As is usual in Christianity the Gnostics said that they were following the teachings of Jesus, and that they were the true Christians, and that the other groups are wrong. The Gnostic message was seductive, being a mix of Greek philosophy, Egyptian religion, and Eastern mysticism. The New Testament Gospels are gospels of the cross and salvation from sin. The New Testament Gospels look to stimulate faith. The Gnostic gospels are gospels of wisdom and salvation from ignorance.
Gnosticism held a fascination for many Christians and its gospels seemed to offer a more female-friendly faith. The Gnostics thought that the role of the female as an image and the role of women within the church should be advanced. God is not only male; God is also female. There are not only male leaders; there are female leaders. There are not only male priests; there are female priests.
The Gnostic gospels seem to attack the very foundation of Orthodox Christianity, telling a different version of the life of Jesus. Mary Magdalene, who was for centuries mistakenly (thanks to Pope Gregory) depicted as a prostitute, is the chief apostle in her own Gnostic gospel, and much more than that to Jesus in the Gnostic gospel of Philip.
In the gospel of Philip, it is said that Jesus loved Mary Magdalene more than all the other disciples and he used to kiss her often on her — and then there is a hole in the text.
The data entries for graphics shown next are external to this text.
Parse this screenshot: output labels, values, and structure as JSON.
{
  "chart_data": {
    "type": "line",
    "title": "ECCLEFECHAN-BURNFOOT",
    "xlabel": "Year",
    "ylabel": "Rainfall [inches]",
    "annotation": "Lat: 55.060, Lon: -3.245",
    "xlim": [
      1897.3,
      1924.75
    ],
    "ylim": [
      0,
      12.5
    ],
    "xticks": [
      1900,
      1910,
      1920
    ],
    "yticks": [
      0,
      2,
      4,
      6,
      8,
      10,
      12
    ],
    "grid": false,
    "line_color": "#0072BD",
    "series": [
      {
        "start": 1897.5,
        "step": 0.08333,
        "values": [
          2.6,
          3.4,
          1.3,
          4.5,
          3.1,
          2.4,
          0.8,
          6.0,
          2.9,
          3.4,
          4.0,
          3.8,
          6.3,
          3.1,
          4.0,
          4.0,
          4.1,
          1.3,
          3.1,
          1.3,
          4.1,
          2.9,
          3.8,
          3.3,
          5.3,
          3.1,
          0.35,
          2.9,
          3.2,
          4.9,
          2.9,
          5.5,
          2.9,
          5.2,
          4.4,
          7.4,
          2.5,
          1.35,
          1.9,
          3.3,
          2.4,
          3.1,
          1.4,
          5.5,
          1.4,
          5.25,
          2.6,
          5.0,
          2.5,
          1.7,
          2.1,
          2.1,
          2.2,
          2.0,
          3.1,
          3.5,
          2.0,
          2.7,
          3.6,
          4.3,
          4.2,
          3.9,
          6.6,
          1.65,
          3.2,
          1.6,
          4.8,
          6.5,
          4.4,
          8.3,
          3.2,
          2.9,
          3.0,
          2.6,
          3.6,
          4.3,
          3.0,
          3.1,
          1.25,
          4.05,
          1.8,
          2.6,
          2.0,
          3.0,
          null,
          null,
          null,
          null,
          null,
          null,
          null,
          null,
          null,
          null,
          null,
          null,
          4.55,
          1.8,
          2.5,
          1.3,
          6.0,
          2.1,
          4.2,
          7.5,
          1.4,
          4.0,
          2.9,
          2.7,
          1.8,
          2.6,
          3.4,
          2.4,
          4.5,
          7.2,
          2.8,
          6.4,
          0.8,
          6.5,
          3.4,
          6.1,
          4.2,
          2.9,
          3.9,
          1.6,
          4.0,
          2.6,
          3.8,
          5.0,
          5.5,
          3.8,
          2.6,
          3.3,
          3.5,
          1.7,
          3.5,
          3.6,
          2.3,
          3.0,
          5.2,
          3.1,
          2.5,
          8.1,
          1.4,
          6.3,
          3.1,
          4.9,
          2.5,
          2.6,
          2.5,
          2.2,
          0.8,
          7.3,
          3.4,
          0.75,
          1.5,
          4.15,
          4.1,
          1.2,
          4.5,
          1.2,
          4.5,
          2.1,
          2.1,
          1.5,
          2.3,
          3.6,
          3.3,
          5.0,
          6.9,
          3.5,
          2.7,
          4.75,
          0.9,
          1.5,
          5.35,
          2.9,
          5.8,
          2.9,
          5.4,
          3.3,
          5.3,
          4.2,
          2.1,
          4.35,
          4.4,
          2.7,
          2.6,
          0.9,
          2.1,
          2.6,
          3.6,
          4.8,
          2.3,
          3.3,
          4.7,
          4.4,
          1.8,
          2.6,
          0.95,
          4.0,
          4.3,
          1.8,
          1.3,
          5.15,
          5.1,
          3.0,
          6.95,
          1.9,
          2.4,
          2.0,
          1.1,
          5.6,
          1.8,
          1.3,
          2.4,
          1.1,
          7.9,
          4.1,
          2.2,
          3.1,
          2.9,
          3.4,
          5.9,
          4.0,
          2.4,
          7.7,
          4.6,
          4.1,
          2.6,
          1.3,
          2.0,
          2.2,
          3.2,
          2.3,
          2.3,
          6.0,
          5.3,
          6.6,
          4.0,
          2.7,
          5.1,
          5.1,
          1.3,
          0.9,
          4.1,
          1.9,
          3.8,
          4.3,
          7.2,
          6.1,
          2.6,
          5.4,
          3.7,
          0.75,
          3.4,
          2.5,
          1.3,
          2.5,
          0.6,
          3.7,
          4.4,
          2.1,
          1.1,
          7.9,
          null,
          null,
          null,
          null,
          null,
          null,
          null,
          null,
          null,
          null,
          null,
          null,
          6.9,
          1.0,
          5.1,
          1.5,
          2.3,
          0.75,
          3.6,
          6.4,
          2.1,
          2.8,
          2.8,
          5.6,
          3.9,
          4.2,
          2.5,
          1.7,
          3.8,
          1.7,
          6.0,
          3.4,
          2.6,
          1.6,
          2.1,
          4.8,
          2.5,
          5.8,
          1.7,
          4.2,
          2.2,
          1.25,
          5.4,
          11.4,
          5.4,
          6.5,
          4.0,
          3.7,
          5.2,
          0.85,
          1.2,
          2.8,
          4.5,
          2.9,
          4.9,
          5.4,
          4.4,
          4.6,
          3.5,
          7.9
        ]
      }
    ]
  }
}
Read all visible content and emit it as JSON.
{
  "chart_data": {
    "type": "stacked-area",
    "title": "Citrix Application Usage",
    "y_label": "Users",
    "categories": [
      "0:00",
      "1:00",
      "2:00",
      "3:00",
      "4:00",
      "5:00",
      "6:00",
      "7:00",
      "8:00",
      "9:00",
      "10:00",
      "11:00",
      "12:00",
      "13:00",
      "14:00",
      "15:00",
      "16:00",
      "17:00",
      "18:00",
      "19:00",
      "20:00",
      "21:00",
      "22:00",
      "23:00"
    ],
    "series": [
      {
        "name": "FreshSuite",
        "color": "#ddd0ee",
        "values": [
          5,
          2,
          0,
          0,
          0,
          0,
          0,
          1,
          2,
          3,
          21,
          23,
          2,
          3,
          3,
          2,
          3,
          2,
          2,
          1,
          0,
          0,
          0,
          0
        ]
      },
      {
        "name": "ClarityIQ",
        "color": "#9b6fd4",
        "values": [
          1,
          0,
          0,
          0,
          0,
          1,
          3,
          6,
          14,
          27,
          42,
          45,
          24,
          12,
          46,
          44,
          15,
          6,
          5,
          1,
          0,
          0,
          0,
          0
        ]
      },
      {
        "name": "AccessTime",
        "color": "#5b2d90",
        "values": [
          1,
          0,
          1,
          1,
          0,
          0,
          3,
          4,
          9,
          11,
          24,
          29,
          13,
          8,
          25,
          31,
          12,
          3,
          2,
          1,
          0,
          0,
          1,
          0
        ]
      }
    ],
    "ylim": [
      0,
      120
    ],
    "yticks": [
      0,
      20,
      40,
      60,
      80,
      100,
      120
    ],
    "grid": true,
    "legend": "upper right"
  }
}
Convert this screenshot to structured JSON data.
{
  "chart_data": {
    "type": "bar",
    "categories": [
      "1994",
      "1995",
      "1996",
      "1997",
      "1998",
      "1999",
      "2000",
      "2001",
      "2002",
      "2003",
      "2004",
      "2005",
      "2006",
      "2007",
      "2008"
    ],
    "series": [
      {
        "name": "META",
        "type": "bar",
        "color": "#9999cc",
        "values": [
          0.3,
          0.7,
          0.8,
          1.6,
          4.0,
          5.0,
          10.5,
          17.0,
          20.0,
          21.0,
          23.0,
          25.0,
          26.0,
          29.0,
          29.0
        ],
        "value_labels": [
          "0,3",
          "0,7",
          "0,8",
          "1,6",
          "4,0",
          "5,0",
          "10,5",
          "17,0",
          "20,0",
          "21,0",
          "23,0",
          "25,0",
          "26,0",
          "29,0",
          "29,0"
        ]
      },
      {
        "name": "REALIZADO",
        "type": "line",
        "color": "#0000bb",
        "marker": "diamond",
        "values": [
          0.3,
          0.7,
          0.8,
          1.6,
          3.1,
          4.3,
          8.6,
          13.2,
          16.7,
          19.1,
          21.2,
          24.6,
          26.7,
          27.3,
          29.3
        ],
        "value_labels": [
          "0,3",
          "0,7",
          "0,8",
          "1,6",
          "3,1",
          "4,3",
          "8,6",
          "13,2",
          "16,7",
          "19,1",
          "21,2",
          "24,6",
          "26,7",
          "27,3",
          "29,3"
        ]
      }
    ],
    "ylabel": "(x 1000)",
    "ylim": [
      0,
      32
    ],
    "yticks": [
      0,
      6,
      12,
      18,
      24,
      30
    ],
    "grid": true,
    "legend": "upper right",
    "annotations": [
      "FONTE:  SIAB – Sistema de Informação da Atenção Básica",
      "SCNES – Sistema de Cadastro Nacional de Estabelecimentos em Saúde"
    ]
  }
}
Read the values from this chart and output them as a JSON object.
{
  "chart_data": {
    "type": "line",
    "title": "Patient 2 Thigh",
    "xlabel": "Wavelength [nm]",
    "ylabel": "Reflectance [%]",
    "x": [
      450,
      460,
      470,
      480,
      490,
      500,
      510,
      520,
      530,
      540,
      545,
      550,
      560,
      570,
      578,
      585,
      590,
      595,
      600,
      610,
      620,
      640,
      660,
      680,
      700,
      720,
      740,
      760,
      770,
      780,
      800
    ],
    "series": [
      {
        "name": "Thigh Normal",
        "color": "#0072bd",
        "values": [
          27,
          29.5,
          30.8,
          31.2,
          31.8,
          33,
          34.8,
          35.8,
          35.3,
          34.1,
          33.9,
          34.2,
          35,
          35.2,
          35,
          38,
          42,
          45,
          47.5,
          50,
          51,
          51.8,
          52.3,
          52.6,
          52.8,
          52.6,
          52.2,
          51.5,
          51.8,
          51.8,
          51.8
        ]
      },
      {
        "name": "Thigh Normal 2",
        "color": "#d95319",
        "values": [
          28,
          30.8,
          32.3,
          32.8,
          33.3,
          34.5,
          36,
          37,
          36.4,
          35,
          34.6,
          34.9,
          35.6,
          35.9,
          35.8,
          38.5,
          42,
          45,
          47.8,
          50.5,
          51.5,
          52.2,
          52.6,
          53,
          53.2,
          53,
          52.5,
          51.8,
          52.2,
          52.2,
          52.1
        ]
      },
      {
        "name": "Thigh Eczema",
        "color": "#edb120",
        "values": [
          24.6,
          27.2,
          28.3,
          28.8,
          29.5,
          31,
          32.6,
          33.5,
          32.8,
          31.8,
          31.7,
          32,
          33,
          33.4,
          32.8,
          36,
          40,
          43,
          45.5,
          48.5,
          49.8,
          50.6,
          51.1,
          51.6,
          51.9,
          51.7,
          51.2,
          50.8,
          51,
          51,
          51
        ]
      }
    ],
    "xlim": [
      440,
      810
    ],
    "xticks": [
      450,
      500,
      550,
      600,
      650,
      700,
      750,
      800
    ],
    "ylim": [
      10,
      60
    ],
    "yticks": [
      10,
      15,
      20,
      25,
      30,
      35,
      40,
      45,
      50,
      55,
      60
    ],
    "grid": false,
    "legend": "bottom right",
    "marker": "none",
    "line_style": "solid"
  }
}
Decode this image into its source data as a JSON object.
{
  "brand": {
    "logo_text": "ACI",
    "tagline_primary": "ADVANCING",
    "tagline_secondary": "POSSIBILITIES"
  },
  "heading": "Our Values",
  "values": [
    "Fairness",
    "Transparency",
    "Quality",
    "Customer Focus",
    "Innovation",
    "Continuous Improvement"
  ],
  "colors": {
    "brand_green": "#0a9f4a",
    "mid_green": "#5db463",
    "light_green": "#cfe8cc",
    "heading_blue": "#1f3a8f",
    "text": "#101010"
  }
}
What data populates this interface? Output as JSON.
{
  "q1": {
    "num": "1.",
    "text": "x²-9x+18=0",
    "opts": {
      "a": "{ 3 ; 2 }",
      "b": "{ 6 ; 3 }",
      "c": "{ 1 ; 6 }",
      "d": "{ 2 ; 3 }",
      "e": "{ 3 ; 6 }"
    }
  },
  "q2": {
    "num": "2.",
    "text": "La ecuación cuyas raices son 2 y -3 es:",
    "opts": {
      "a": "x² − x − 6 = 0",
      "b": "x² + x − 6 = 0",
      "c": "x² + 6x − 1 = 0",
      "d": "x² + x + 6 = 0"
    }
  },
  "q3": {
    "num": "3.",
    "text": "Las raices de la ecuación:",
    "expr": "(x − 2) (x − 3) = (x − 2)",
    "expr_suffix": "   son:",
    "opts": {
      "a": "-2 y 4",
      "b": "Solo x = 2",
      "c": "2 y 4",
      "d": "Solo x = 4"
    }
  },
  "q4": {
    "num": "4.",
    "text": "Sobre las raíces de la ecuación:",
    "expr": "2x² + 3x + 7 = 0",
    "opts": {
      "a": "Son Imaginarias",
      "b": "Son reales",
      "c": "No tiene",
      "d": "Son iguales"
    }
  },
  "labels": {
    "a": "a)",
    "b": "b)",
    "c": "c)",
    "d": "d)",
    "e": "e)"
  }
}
This says something about the perception in that particular text of the closeness of Jesus and Mary Magdalene. Mary was a very beloved disciple of Jesus, which isn’t really explored in the common Scriptures.
The biggest problem with the Gnostic gospels is that they were written many, many years after the Gospels of Matthew, Mark, Luke and John. For many historians, that much passage of time raises serious questions about authenticity. The Gnostic gospels are documents that came into existence many decades after the actual Gospels were written. Gnosticism, to church leaders of the time was heresy. To survive in these dangerous times, the church had to be united. Over the next two centuries, the sacred Gnostic texts would be suppressed, hidden or destroyed and Orthodox Christianity claimed exclusive authority over the Bible.